A little blurb from The Power of Introverts. I am an introvert and damn proud of it.
Today we make room for a remarkably narrow range of personality styles. We're told that to be great is to be bold, to be happy is to be sociable. We see ourselves as a nation of extroverts - which means that we've lost sight of who we really are. Depending on which study you consult, one-third to one-half of Americans are introverts. If you're not an introvert yourself, you are surely raising, managing, married to, or coupled with one.
If these statistics surprise you, that's probably because so many people pretend to be extroverts. Closet introverts pass undetected in playgrounds, in high school locker rooms, and in the corridors of corporate America. Some fool even themselves, until some life event - a layoff, an empty nest, an inheritance that frees them to spend time as they like - jolts them into taking stock of their true natures.

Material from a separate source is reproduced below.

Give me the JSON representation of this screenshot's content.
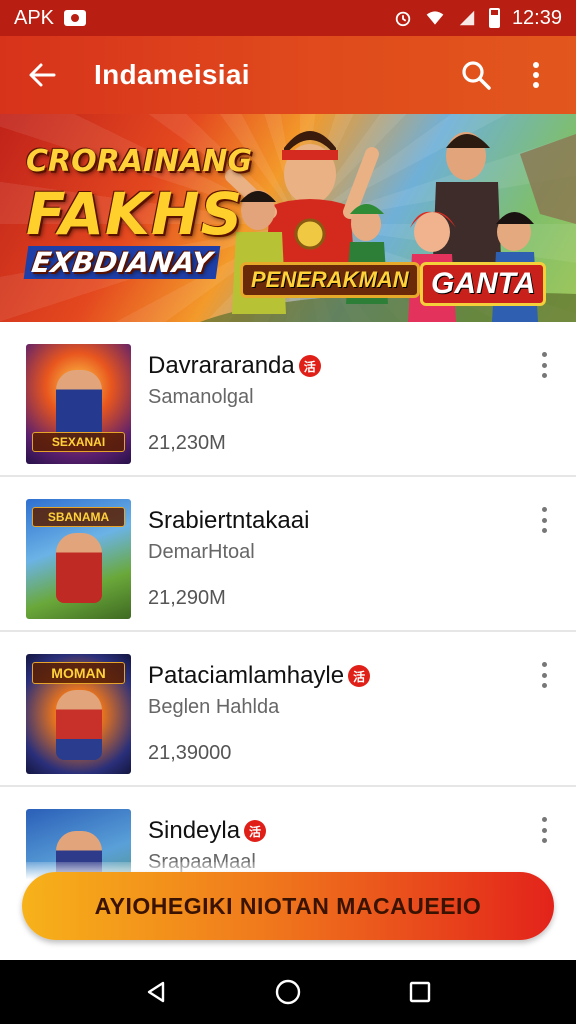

It makes sense that so many introverts hide even from themselves. We live with a value system that I call the Extrovert Ideal - the omnipresent belief that the ideal self is gregarious, alpha, and comfortable in the spotlight. The archetypal extrovert prefers action to contemplation, risk-taking to heed-taking, certainty to doubt. He favors quick decisions, even at the risk of being wrong. She works well in teams and socializes in groups.
Introversion - along with its cousins sensitivity, seriousness, and shyness - is now a second-class personality trait, somewhere between a disappointment and a pathology. Introverts living under the Extrovert Ideal are like women in a man's world, discounted because of a trait that goes to the core of who they are. Extroversion is an enormously appealing personality style, but we've turned it into an oppressive standard to which most of us feel we must conform.